Amazingly, this call for the involvement of a fellow Caribbean police officer in a Barbadian criminal investigation was characterized by local journalists, and by Dottin and newspaper columnist Richard Hoad, as a call for the bringing in of a “foreign” police investigator!
It is indeed amazing that some 40 years after the signing of the Treaty of Chaguaramas that established the Caribbean Community (CARICOM), significant shapers of public opinion in Barbados are still characterizing Vincentians, St Lucians, Trinidadians, Jamaicans and other CARICOM nationals as “foreigners”!
What – pray tell – is the use of CARICOM if our police force can’t reach out for assistance from neighbouring police departments in sister CARICOM territories?
If something so straightforward and commonsensical is ruled out on the ground of “foreign interference”, then we might as well shut down the CARICOM Secretariat and forget about the whole regional enterprise!
As far as we are concerned, having an institution in one CARICOM nation assisting a parallel institution in another CARICOM nation should be a commonplace event in just about every sphere of activity!
Let us consider one example that is outside of the realm of police investigations.
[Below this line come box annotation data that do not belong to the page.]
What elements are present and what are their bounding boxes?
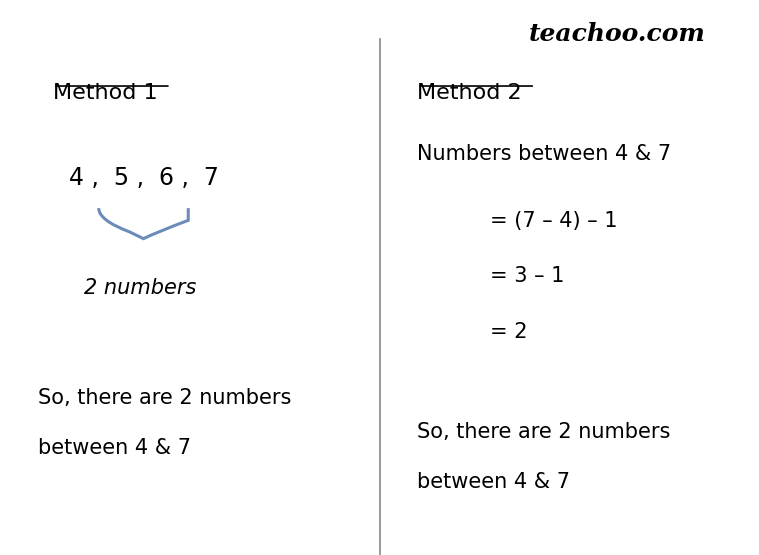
Text: Method 1: Method 1	[53, 83, 158, 103]
Text: between 4 & 7: between 4 & 7	[38, 438, 191, 458]
Text: = (7 – 4) – 1: = (7 – 4) – 1	[490, 211, 617, 231]
Text: = 2: = 2	[490, 322, 527, 342]
Text: So, there are 2 numbers: So, there are 2 numbers	[417, 422, 671, 442]
Text: So, there are 2 numbers: So, there are 2 numbers	[38, 388, 291, 408]
Text: = 3 – 1: = 3 – 1	[490, 266, 564, 286]
Text: teachoo.com: teachoo.com	[529, 22, 706, 46]
Text: 2 numbers: 2 numbers	[84, 278, 197, 297]
Text: Numbers between 4 & 7: Numbers between 4 & 7	[417, 144, 672, 164]
Text: Method 2: Method 2	[417, 83, 522, 103]
Text: 4 ,  5 ,  6 ,  7: 4 , 5 , 6 , 7	[69, 166, 219, 190]
Text: between 4 & 7: between 4 & 7	[417, 472, 571, 492]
Take – for example – the activity of solid waste management. Anybody who has recently visited Guyana will tell you that the capital city of Georgetown has a very serious garbage disposal problem.
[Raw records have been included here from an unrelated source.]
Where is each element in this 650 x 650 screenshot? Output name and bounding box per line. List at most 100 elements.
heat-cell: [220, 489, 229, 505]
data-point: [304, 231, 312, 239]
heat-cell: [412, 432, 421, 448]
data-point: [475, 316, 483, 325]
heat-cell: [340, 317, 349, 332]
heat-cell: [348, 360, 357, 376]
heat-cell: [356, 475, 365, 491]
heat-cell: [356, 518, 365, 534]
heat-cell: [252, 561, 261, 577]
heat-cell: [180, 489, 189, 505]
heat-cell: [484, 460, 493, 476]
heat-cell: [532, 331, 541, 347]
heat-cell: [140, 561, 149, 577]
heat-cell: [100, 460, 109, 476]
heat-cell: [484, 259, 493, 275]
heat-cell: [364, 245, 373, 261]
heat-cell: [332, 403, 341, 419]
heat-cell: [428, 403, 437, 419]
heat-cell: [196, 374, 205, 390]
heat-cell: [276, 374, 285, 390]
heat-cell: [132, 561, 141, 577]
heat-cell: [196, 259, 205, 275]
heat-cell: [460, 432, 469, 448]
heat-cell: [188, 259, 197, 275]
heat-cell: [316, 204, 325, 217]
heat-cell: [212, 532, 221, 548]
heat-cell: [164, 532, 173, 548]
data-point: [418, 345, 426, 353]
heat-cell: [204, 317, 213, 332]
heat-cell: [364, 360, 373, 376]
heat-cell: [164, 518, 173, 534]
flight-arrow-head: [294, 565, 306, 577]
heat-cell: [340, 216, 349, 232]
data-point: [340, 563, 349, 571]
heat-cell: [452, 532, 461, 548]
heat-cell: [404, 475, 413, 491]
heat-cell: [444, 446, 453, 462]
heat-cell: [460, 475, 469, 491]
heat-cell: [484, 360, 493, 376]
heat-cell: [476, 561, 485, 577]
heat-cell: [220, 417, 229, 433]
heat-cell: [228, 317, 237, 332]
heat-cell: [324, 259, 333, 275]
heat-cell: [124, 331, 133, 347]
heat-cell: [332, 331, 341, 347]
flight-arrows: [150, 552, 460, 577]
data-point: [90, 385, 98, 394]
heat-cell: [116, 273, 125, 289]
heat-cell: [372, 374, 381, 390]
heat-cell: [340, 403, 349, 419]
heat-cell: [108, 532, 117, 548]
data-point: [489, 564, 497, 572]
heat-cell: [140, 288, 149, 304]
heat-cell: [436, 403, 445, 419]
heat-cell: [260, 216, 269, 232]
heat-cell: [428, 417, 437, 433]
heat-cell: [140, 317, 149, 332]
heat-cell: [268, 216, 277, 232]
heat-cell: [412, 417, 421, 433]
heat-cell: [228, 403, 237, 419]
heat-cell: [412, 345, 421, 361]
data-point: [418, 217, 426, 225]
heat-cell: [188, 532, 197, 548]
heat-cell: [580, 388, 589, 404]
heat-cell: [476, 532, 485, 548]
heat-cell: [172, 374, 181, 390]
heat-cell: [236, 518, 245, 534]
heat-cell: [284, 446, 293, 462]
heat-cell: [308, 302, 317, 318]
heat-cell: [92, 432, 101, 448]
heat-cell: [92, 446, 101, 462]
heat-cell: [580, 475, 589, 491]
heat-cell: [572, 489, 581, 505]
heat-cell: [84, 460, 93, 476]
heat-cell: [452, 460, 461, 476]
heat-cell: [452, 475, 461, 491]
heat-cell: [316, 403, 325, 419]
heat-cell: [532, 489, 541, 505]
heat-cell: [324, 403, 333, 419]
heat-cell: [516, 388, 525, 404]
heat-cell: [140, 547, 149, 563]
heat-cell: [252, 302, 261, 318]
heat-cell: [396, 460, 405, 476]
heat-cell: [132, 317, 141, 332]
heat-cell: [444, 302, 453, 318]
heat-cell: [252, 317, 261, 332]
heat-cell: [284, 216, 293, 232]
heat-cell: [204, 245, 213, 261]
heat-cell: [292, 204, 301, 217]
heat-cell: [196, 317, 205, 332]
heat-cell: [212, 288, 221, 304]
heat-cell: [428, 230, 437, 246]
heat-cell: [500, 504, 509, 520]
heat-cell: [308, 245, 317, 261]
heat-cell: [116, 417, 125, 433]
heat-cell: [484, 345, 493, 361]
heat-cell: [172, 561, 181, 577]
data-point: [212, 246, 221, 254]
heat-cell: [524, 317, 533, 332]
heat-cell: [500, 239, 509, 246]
Well, in Barbados, we possess a Sanitation Service Authority (SSA) that has established an enviable record for keeping Barbados clean. What would be wrong with Guyana reaching out to and engaging the assistance and expertise of our SSA in upgrading Georgetown’s solid waste management systems? Surely, this is the way to go if we are serious about intensifying Caribbean integration and further developing CARICOM!
It is this continuing failure on the part of CARICOM nations and governments to treat each other as brothers and sisters who are bound together in a special type of relationship and community that is at the heart of many of our problems.
Take the Shanique Myrie issue for example. If, when Ms Myrie first made her allegation of having been sexually assaulted by a Barbadian immigration officer, the relevant Barbadian authorities had treated her allegation with the seriousness and respect that they routinely bestow on similar allegations of criminality made by Barbadian citizens, I am sure that this matter would not now be engaging the attention of the Caribbean Court of Justice!
What should have been a simple matter a police investigation of a criminal complaint, degenerated into a major diplomatic and now, legal, conflict between Barbados and Jamaica, and has already cost the Barbados Government significant legal expenses!
Where there is no vision the people will surely perish!